ATP ... when clean to sight and touch is not enough.
Every surface touch in a professional kitchen, restroom and service area is different and carries an unknown risk factor for contaminating the hands, bare or gloved. These hands in turn can contaminate the food or another person directly. Grouping these touches, with the HACCP principle in mind, is a good first step - prioritizing those touches that must trigger a handwash and a specific hand hygiene regimen.
Surface cleanliness in food processing establishments has an operational definition. Cleaning procedures and frequencies are established to consistently yield safe level standards. These surfaces are monitored and included in food safety audits.
Foodservice is a smaller scale food processing operation. The operational needs are very different as people, hands and small batches are the order of the day rather than machines controlling long production runs. Adding to the control issue for foodservice are language skills, culture and the fact that the public are invited into the service space, shared with the workforce like on cruise ship.
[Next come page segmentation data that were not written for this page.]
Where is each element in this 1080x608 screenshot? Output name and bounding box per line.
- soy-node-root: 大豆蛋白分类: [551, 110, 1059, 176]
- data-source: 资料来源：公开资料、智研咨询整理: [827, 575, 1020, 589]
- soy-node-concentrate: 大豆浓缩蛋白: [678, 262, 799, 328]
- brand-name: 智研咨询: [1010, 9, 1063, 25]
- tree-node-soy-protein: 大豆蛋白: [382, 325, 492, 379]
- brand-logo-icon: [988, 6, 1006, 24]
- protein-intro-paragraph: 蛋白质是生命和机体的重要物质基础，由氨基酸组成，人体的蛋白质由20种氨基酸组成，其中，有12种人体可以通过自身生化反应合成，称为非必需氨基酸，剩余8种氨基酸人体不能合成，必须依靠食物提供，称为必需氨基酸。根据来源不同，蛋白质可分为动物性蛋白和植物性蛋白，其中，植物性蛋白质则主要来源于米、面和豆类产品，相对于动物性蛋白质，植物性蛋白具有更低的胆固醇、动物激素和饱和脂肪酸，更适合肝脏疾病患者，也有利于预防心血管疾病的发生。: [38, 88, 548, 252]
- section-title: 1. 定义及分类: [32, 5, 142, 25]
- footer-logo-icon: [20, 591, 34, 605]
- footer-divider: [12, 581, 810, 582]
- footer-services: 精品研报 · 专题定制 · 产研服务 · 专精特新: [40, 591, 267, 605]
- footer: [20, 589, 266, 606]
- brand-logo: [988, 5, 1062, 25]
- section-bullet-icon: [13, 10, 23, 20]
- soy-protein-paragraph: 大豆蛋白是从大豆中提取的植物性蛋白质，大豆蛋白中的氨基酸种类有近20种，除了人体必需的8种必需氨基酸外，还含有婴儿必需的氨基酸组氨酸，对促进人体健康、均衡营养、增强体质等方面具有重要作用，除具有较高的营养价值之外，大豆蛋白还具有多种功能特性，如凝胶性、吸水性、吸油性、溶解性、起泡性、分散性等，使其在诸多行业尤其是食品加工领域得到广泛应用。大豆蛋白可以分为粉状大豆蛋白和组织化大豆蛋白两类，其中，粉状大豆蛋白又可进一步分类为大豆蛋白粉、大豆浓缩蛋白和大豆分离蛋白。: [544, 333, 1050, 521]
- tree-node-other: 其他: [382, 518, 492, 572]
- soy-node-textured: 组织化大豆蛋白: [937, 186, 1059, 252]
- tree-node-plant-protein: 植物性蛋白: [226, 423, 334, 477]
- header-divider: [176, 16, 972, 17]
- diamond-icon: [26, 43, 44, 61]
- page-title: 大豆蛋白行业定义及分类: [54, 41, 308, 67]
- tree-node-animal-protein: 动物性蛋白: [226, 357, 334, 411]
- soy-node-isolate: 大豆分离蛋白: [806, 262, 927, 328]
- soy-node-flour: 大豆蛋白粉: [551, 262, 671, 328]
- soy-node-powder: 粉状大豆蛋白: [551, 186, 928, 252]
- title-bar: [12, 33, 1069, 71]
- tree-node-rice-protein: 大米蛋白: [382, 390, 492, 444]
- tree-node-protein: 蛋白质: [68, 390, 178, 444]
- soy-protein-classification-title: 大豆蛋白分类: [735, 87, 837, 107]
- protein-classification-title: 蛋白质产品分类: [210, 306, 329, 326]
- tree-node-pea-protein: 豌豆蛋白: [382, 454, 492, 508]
The conventional wisdom to monitor food processing surfaces more closely relates to batch size and the scale of a potential outbreak.
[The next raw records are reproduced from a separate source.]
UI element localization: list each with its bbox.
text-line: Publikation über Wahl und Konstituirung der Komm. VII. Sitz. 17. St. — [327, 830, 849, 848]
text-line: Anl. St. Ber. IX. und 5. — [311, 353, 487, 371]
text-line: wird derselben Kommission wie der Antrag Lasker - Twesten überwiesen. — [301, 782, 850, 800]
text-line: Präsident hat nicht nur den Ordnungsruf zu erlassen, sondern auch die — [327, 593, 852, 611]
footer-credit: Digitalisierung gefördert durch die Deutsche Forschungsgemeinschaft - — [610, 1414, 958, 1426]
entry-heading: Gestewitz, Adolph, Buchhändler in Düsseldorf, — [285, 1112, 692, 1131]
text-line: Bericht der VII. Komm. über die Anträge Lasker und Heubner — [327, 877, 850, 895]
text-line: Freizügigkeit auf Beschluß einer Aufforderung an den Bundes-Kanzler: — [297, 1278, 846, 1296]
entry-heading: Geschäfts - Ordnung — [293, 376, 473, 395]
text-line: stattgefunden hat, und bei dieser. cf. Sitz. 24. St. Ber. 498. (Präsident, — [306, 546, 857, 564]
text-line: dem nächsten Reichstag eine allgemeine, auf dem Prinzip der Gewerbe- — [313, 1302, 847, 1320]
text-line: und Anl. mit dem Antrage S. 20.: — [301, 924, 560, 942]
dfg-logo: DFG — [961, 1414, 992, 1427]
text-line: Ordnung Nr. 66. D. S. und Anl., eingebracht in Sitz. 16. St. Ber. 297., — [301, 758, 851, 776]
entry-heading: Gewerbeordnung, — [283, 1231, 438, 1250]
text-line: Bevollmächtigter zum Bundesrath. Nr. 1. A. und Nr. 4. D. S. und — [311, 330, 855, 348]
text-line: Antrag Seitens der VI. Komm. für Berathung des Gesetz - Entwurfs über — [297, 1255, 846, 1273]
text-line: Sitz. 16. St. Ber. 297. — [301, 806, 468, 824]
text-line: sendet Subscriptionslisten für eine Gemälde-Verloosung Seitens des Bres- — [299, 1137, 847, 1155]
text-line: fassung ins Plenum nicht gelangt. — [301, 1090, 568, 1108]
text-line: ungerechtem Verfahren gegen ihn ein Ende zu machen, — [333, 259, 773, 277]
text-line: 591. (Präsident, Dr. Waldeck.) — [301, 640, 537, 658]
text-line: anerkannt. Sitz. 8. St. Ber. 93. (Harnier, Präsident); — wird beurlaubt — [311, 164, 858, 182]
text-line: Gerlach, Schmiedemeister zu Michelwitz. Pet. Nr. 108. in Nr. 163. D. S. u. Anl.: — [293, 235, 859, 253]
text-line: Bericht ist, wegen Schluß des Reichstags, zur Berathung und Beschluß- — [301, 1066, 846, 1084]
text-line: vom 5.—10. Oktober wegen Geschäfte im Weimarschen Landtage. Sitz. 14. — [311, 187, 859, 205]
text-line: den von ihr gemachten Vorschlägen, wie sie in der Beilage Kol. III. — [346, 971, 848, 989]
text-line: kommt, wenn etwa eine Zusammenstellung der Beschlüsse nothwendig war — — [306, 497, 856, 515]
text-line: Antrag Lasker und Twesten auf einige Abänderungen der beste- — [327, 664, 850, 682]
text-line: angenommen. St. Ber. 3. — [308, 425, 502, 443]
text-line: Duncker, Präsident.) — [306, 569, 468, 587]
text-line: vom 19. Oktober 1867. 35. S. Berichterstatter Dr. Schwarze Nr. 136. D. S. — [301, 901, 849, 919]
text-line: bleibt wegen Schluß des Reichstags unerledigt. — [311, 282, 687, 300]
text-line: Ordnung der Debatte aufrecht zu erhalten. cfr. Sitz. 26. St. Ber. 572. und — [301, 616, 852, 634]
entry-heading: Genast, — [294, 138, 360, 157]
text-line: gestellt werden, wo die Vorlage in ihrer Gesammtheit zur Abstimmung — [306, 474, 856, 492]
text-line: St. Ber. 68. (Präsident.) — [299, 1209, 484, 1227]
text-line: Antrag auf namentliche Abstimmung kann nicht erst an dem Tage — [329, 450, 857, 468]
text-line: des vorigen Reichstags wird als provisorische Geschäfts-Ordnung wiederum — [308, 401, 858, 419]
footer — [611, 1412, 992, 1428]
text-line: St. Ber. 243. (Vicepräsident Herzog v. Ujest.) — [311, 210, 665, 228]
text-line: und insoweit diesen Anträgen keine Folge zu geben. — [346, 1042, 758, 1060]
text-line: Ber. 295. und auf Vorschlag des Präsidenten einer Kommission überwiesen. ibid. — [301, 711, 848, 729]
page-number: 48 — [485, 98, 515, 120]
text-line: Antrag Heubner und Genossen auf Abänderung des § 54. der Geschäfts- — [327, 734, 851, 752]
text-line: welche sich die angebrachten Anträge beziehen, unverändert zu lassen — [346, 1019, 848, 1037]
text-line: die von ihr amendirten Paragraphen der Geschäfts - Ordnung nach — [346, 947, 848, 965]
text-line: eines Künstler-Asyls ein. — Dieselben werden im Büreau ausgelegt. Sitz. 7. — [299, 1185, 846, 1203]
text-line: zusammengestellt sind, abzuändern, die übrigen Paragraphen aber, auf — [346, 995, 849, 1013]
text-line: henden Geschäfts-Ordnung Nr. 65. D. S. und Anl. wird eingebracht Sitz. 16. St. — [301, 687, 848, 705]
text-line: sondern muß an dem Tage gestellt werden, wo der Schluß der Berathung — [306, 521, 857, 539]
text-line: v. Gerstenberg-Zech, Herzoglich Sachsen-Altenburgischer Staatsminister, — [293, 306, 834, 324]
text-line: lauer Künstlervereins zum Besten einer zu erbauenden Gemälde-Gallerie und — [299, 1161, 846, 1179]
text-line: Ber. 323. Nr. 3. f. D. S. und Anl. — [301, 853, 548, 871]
Looking at the number of people affected and the costs associated with just Hep A and Norovirus outbreaks, should some foodservice surfaces be monitored more closely? Should operators perhaps use ATP technology to both assign numbers to the acceptable cleanliness levels and train the cleaning staff by demonstrating and documenting what clean is - beyond sight and touch. The immediate feedback of an ATP luminometer is a powerful, language-free, training tool.